By James Matthews, Local Journalism Initiative Reporter
If a means of doing something isn’t working as well as needed, the common thinking is to fix it.
And Jeff Nicholls believes the closure of the Minden Hills emergency department (ED) is indicative of the lacklustre means of decision-making by the local health authority. But the process that leads to such outcomes could be changed, he said.
Nicholls is one of the team members behind The Minden Paper, a group committed to accountability and transparency in health care planning on the heels of the ED’s closure in Minden.
Haliburton Highlands Health Services (HHHS) announced in April that the ED will be permanently shuttered June 1 and consolidated with emergency medical resources at the Haliburton site.
“How has this decision in any way, shape, or form positioned us for growth?” Nicholls said.
The current health care model is based in the 1950s, he said. And it’s one that doesn’t differentiate between rural care and urban and northern care. Or, for that matter, how much society has moved on.
“Until we get a better understanding of board governance and CEO decisions and the implications of these decisions in terms of the social determinants of health … we’re just going to keep getting the outputs of these broken decision-making processes,” he said.
The group isn’t saying anything about solutions. Rather, he said their primary concern is how decisions of such importance to a community are made without the community’s involvement.
“We are not concerned about the outcome,” he said. “What we are concerned about is the process to get there.
“We have yet to see a health care plan or heath care provision that actually meets what this community needs now and moving forward.”
The closure of the Minden ED is a microcosm for what’s happening in health care across Ontario, especially in rural areas. And, by extension, even how health services are implemented Canada-wide.
“We feel that a lot of these decisions are being made by boards and CEOs in ways that might not evidence best practices,” Nicholls said.
The closure of the Minden ER is a case study for the state of our health care system in the context of planning and health care provision, he said.
Nicholls likens EDs to being canaries in the coal mine that are communities. A population’s emerging health care needs are first presented, to a large extent, in emergency rooms. Think about the opioid crisis and how that upward trend in overdoses was spotted and alarm bells were rung.
Governing a service that affects so many people, as health care does, requires open communication in decisions.
When your purpose and your values speak of accountability, but you don’t give the community a chance to hold you accountable, then you’re in contradiction of your own operating principles.
As such, the HHHS annual general meeting June 22 was a missed opportunity to discuss the health service provider’s performance over the past year, he said.
Nicholls said an AGM is a chance for an organization to consider the year ahead by looking at performance of the previous year.

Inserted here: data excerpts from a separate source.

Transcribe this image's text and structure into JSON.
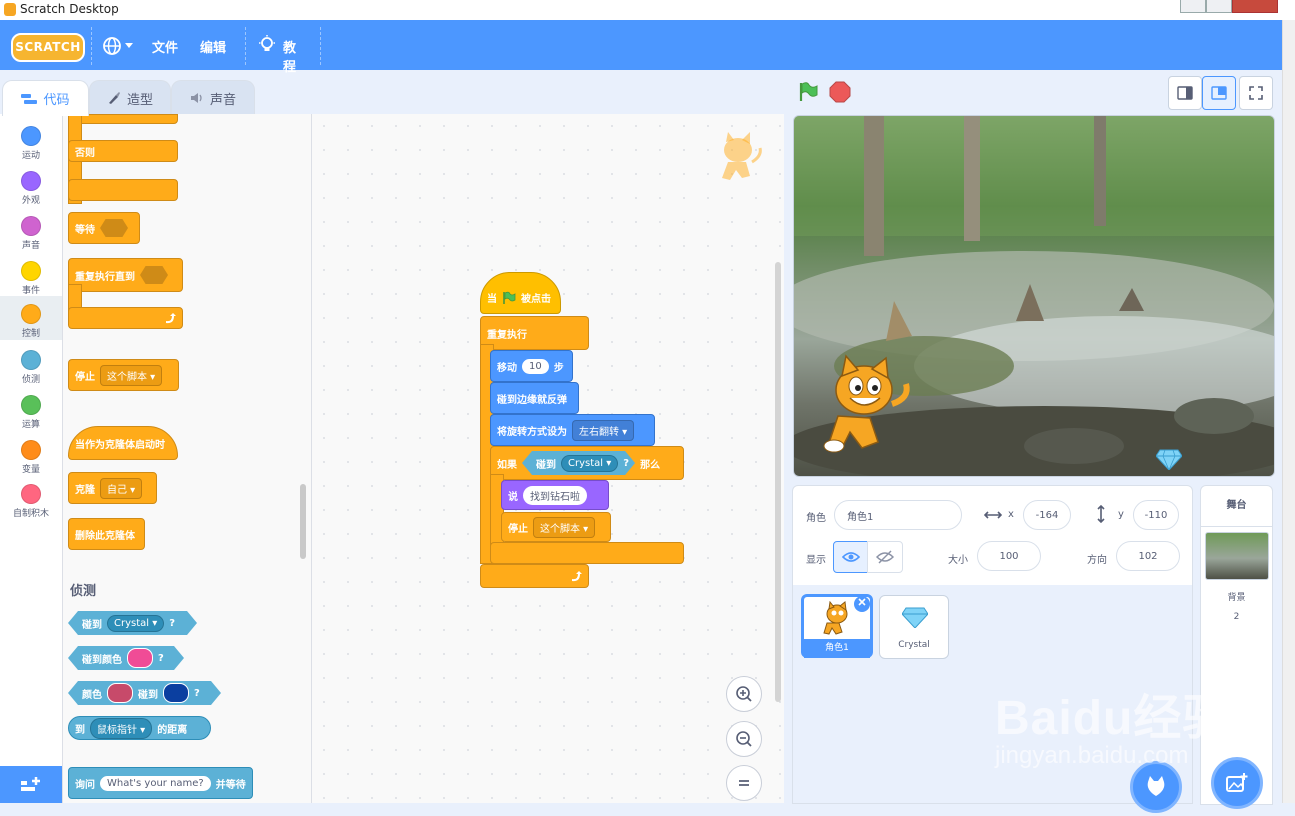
{
  "window": {
    "title": "Scratch Desktop"
  },
  "menubar": {
    "logo": "SCRATCH",
    "file": "文件",
    "edit": "编辑",
    "tutorials": "教程",
    "globe_icon": "globe-icon",
    "accent": "#4c97ff"
  },
  "tabs": {
    "code": "代码",
    "costumes": "造型",
    "sounds": "声音"
  },
  "categories": [
    {
      "label": "运动",
      "color": "#4c97ff"
    },
    {
      "label": "外观",
      "color": "#9966ff"
    },
    {
      "label": "声音",
      "color": "#cf63cf"
    },
    {
      "label": "事件",
      "color": "#ffd500"
    },
    {
      "label": "控制",
      "color": "#ffab19"
    },
    {
      "label": "侦测",
      "color": "#5cb1d6"
    },
    {
      "label": "运算",
      "color": "#59c059"
    },
    {
      "label": "变量",
      "color": "#ff8c1a"
    },
    {
      "label": "自制积木",
      "color": "#ff6680"
    }
  ],
  "palette": {
    "else": "否则",
    "wait": "等待",
    "repeat_until": "重复执行直到",
    "stop": "停止",
    "stop_option": "这个脚本",
    "when_clone": "当作为克隆体启动时",
    "clone": "克隆",
    "clone_option": "自己",
    "delete_clone": "删除此克隆体",
    "sensing_title": "侦测",
    "touching": "碰到",
    "touching_option": "Crystal",
    "touching_color": "碰到颜色",
    "color": "颜色",
    "touching2": "碰到",
    "qmark": "?",
    "distance_to": "到",
    "distance_option": "鼠标指针",
    "distance_suffix": "的距离",
    "ask": "询问",
    "ask_default": "What's your name?",
    "ask_suffix": "并等待"
  },
  "script": {
    "when": "当",
    "clicked": "被点击",
    "forever": "重复执行",
    "move": "移动",
    "move_steps": "10",
    "steps": "步",
    "bounce": "碰到边缘就反弹",
    "rotation": "将旋转方式设为",
    "rotation_option": "左右翻转",
    "if": "如果",
    "touching": "碰到",
    "touching_option": "Crystal",
    "qmark": "?",
    "then": "那么",
    "say": "说",
    "say_text": "找到钻石啦",
    "stop": "停止",
    "stop_option": "这个脚本"
  },
  "sprite_info": {
    "sprite_label": "角色",
    "sprite_name": "角色1",
    "x_label": "x",
    "x_value": "-164",
    "y_label": "y",
    "y_value": "-110",
    "show_label": "显示",
    "size_label": "大小",
    "size_value": "100",
    "direction_label": "方向",
    "direction_value": "102"
  },
  "sprites": [
    {
      "name": "角色1",
      "selected": true
    },
    {
      "name": "Crystal",
      "selected": false
    }
  ],
  "stage_panel": {
    "title": "舞台",
    "backdrop_label": "背景",
    "backdrop_count": "2"
  },
  "watermark": {
    "brand": "Baidu经验",
    "url": "jingyan.baidu.com"
  }
}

“In the absence of good governance lies lack of representation,” he said. “And that’s what it’s really all about.”
The lack of a plan for the space after the Minden ER was consolidated with the Haliburton facility may be indicative of a lack of proper planning. It was only afterwards that an effort by a group other than HHHS kicked off to set up an urgent care clinic, which is different than an ED, at the vacated space.
The Kawartha North Family Health Team (KNFHT) received funding for an eight-hour a day, seven days a week urgent care service in Minden.

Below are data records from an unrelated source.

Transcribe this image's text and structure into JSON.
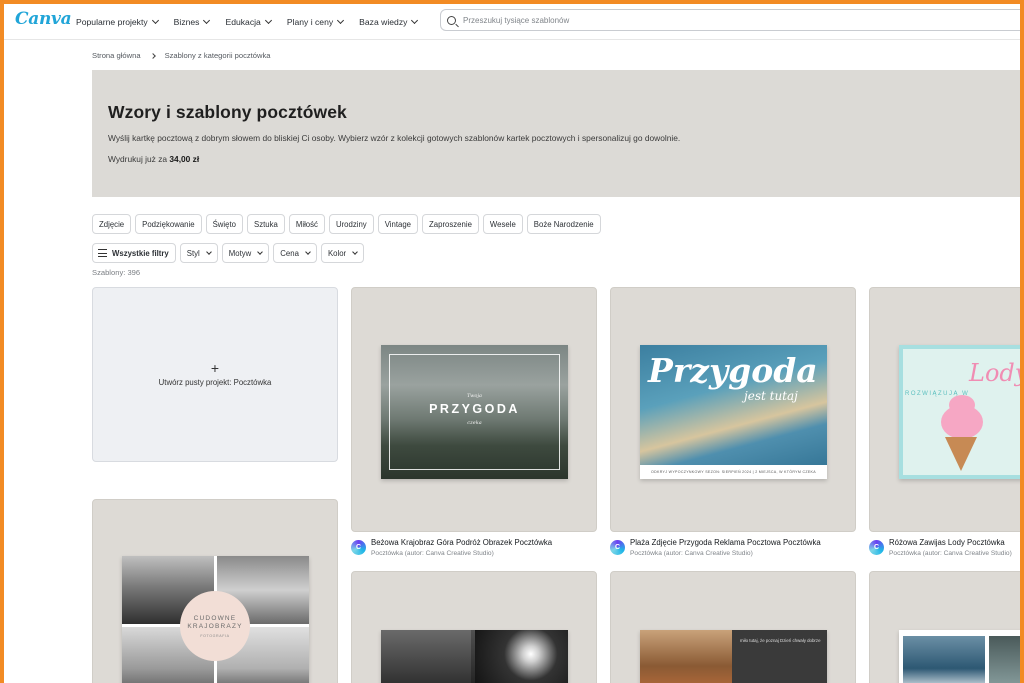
{
  "header": {
    "logo": "Canva",
    "nav": [
      {
        "label": "Popularne projekty"
      },
      {
        "label": "Biznes"
      },
      {
        "label": "Edukacja"
      },
      {
        "label": "Plany i ceny"
      },
      {
        "label": "Baza wiedzy"
      }
    ],
    "search_placeholder": "Przeszukuj tysiące szablonów"
  },
  "breadcrumb": {
    "home": "Strona główna",
    "current": "Szablony z kategorii pocztówka"
  },
  "hero": {
    "title": "Wzory i szablony pocztówek",
    "description": "Wyślij kartkę pocztową z dobrym słowem do bliskiej Ci osoby. Wybierz wzór z kolekcji gotowych szablonów kartek pocztowych i spersonalizuj go dowolnie.",
    "price_prefix": "Wydrukuj już za",
    "price_value": "34,00 zł"
  },
  "chips": [
    "Zdjęcie",
    "Podziękowanie",
    "Święto",
    "Sztuka",
    "Miłość",
    "Urodziny",
    "Vintage",
    "Zaproszenie",
    "Wesele",
    "Boże Narodzenie"
  ],
  "filters": {
    "all": "Wszystkie filtry",
    "items": [
      "Styl",
      "Motyw",
      "Cena",
      "Kolor"
    ]
  },
  "count": "Szablony: 396",
  "blank_card": {
    "plus": "+",
    "label": "Utwórz pusty projekt: Pocztówka"
  },
  "templates": [
    {
      "title": "Beżowa Krajobraz Góra Podróż Obrazek Pocztówka",
      "author": "Pocztówka (autor: Canva Creative Studio)",
      "thumb_small_top": "Twoja",
      "thumb_big": "PRZYGODA",
      "thumb_small_bottom": "czeka"
    },
    {
      "title": "Plaża Zdjęcie Przygoda Reklama Pocztowa Pocztówka",
      "author": "Pocztówka (autor: Canva Creative Studio)",
      "thumb_big": "Przygoda",
      "thumb_script": "jest tutaj",
      "thumb_strip": "ODKRYJ WYPOCZYNKOWY SEZON: SIERPIEŃ 2024 | 2 MIEJSCA, W KTÓRYM CZEKA"
    },
    {
      "title": "Różowa Zawijas Lody Pocztówka",
      "author": "Pocztówka (autor: Canva Creative Studio)",
      "thumb_big": "Lody",
      "thumb_sub": "ROZWIĄZUJĄ W"
    }
  ],
  "collage": {
    "line1": "CUDOWNE",
    "line2": "KRAJOBRAZY",
    "line3": "FOTOGRAFIA"
  },
  "row2": {
    "hat_text": "miło tutaj, że poznaj Dzień chwały dobrze"
  }
}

KNFHT is a community-based family health team serving the residents of the northern parts of the City of Kawartha Lakes, Haliburton County, and Trent Lakes.
“It seems like a lack of a data-based approach to planning left out some key considerations in terms of the necessity of building capacity versus their plan of actually removing it,” Nicholls said.
“We should be building capacity right now, especially for areas that are predominately elderly and of low income.”
He said the demographics that particularly need to have close proximity to emergency medical services are the elderly and those of low income.
“The reality is that more emergencies affect those two population groups,” he said.
Closure of the Minden Hills facility has heightened demand for remaining health care services community-wide.
Keep in mind, he said, Ontario continues to be mired in an opioid crisis. And the pandemic, which is still technically ongoing, has left many social service organizations and secondary health care providers stretched like too little butter spread over too much bread.
“We’re increasing demand for non-profits, but we’ve done nothing to help them,” Nicholls said.